In the Carvedilol Post-Infarction Survival Control in LV Dysfunction (CAPRICORN) study, effect of carvedilol in patients who have had an acute myocardial infarction was investigated (Dargie 2001). Mean Left Ventricular Ejection Fraction (LVEF) was 32.8% and most of the patients were already treated with both ACE-inhibitors and diuretics. A 23% reduction in all-cause mortality was seen. This percentage in reduction is comparable with the results seen in the large trials on ACE-inhibitors after Acute Myocardial Infarction (AMI): SAVE (the Survival and Ventricular Enlargement trial), AIRE (the Acute Infarction Ramipril Efficacy study) and TRACE (the Trandolapril Cardiac Evaluation study) (Pfeffer et al 1992; Kober et al 1995). In spite of the result it is debated whether CAPRICORN was a positive or a negative study. The initial primary endpoint of this study was all-cause mortality. During the trial the steering committee noted that all-cause mortality was lower than expected, and they changed the primary endpoint to the combination of all-cause mortality and all-cause hospitalization. Eventually the original endpoint came out positive and the new endpoint was neutral. To regulatory authorities, CAPRICORN was therefore a negative study, to a general scientific interpretation there are no specific rules and many consider the trial positive.

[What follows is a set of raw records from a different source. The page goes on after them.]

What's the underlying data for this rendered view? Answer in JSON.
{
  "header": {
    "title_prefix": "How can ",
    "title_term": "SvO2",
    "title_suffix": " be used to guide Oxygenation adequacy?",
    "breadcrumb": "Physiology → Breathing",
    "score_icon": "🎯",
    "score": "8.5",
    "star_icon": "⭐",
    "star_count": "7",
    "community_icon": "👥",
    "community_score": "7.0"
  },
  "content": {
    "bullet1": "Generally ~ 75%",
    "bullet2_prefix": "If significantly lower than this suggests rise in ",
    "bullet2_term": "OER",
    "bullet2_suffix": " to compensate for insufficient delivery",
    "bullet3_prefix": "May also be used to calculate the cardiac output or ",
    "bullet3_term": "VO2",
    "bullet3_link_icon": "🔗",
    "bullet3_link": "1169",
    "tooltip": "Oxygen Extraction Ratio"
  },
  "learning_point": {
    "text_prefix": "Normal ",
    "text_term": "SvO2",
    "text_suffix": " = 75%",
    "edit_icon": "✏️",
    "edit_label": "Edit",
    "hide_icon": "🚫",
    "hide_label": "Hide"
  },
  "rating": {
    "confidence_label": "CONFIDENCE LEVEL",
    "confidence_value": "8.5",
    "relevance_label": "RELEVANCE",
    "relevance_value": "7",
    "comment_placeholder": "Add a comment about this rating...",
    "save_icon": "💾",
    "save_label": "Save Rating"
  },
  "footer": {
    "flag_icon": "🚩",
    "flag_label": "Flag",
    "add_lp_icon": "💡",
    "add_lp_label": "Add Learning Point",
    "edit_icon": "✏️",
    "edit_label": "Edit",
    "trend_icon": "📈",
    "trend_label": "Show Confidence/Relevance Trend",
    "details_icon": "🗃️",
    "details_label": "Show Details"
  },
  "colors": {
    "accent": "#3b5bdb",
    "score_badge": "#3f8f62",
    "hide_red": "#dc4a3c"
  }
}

As a net result it is widely accepted that beta-blocker therapy has substantial benefit to patients with heart failure, with, and without myocardial infarction. One of many important questions that remain is whether different beta-blockers have different value.

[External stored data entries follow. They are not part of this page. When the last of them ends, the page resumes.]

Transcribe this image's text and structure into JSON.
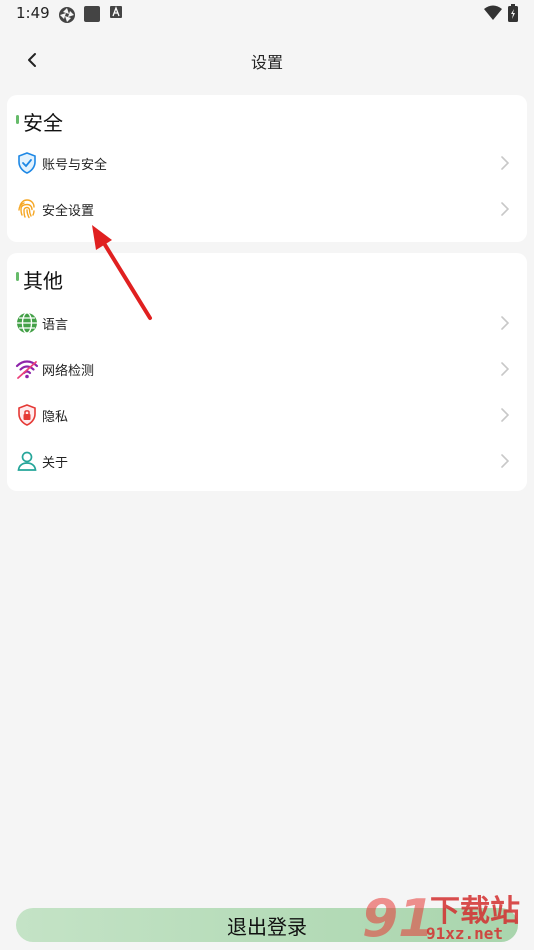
{
  "status_bar": {
    "time": "1:49",
    "icons": [
      "photos-icon",
      "square-app-icon",
      "a-badge-icon",
      "wifi-icon",
      "battery-icon"
    ]
  },
  "header": {
    "title": "设置",
    "back_icon": "chevron-left-icon"
  },
  "sections": [
    {
      "title": "安全",
      "items": [
        {
          "label": "账号与安全",
          "icon": "shield-check-icon"
        },
        {
          "label": "安全设置",
          "icon": "fingerprint-icon"
        }
      ]
    },
    {
      "title": "其他",
      "items": [
        {
          "label": "语言",
          "icon": "globe-icon"
        },
        {
          "label": "网络检测",
          "icon": "wifi-signal-icon"
        },
        {
          "label": "隐私",
          "icon": "lock-shield-icon"
        },
        {
          "label": "关于",
          "icon": "person-icon"
        }
      ]
    }
  ],
  "logout": {
    "label": "退出登录"
  },
  "watermark": {
    "text_top": "下载站",
    "text_bottom": "91xz.net"
  },
  "colors": {
    "accent_green": "#66bb6a",
    "logout_bg": "#b5dcb8",
    "annotation_red": "#e02020"
  }
}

The first developed beta-blockers, the so-called first generation beta-blockers, was a non-specific beta-blocker that blocks both beta1- and beta2-adrenoceptors. Propranolol, the traditionally used first-generation beta-blocker, is not recommended for use in heart failure patients: it has not been tested. Metoprolol and bisoprolol belongs to the group of second generation beta-blockers with a specific beta1-blockade. The third-generation beta-blockers include carvedilol and bucindolol and have a non-selective beta-blocking effect on both beta1- as well as beta2adrenoceptors. Carvedilol further has an alpha-blocking effect which results in a vasodilating property. Bucindolol also has a vasodilating property. The reason for the vasodilating property of bucindolol has not clearly been demonstrated, but it may be because of an intrinsic sympatomimetic effect. In addition to the adrenergic blocking properties carvedilol it has an antioxidant effect and suppresses endothelin biosynthesis (Yue et al 1992; Ohlstein et al 1998; Lysko et al 2000; Arumanayagam et al 2001).

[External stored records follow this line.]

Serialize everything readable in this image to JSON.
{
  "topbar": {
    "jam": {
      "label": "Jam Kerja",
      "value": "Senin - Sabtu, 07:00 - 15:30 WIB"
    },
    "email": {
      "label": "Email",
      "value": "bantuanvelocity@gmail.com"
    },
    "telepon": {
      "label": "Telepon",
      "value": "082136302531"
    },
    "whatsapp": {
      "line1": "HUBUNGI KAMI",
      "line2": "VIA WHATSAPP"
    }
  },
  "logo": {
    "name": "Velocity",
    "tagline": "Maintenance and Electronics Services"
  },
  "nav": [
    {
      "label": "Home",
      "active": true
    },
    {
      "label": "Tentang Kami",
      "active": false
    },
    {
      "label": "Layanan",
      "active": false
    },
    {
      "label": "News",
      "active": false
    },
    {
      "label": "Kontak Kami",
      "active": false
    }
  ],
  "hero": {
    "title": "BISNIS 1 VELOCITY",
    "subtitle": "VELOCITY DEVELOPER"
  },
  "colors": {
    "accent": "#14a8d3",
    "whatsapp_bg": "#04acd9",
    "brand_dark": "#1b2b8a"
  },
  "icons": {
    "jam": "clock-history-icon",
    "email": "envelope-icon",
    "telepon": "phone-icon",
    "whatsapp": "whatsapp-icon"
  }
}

The Carvedilol Or Metoprolol European Trial
In The Carvedilol Or Metoprolol European Trial (COMET) two generations of beta-blockers were compared. Metoprolol, a second-generation beta-blocker was compared with the third-generation beta-blocker carvedilol (Poole-Wilson et al 2003). Both beta-blockers have been proven beneficial for use in a group of patients with heart failure (Packer et al 1996, 2001). The aim of the trial from the outset was to study whether the extra effects of carvedilol mattered clinically and therefore the trial was designed to ensure as close as possible beta-1 blocking effect in the two study groups.
3029 patients with CHF, mean ejection fraction 26%, and NYHA II–IV, were randomized to receive metoprolol tartrate with a target dose of 50mg twice daily or carvedilol with a target dose of 25mg twice daily. Both beta-blockers were well tolerated, and no differences were seen in terms of side-effects or withdrawals (Torp-Pedersen, Poole-Wilson, et al 2005). A significant reduction in mortality was observed in favour of the group treated with carvedilol, with an absolute reduction in mortality of 5.7% over a 5 year follow-up period (Figure 1). Similarly to the reduction in mortality, a reduction in mortality due to cardiovascular reasons, stroke, sudden death, and death caused by circulatory failure was seen in the group treated with carvedilol. No differences were seen between the two groups as it comes to worsening in heart failure, hospitalizations, and cause-specific hospitalizations (Torp-Pedersen, Poole-Wilson, et al 2005). As an interesting finding, carvedilol reduced the prevalence of new-onset diabetes by 22% compared with metoprolol (Torp-Pedersen, Cleland, et al 2005). Mean duration of follow-up was 58 months, but the benefit, in concern of reduced mortality among the patients treated with carvedilol, appeared already at 6 months of observation.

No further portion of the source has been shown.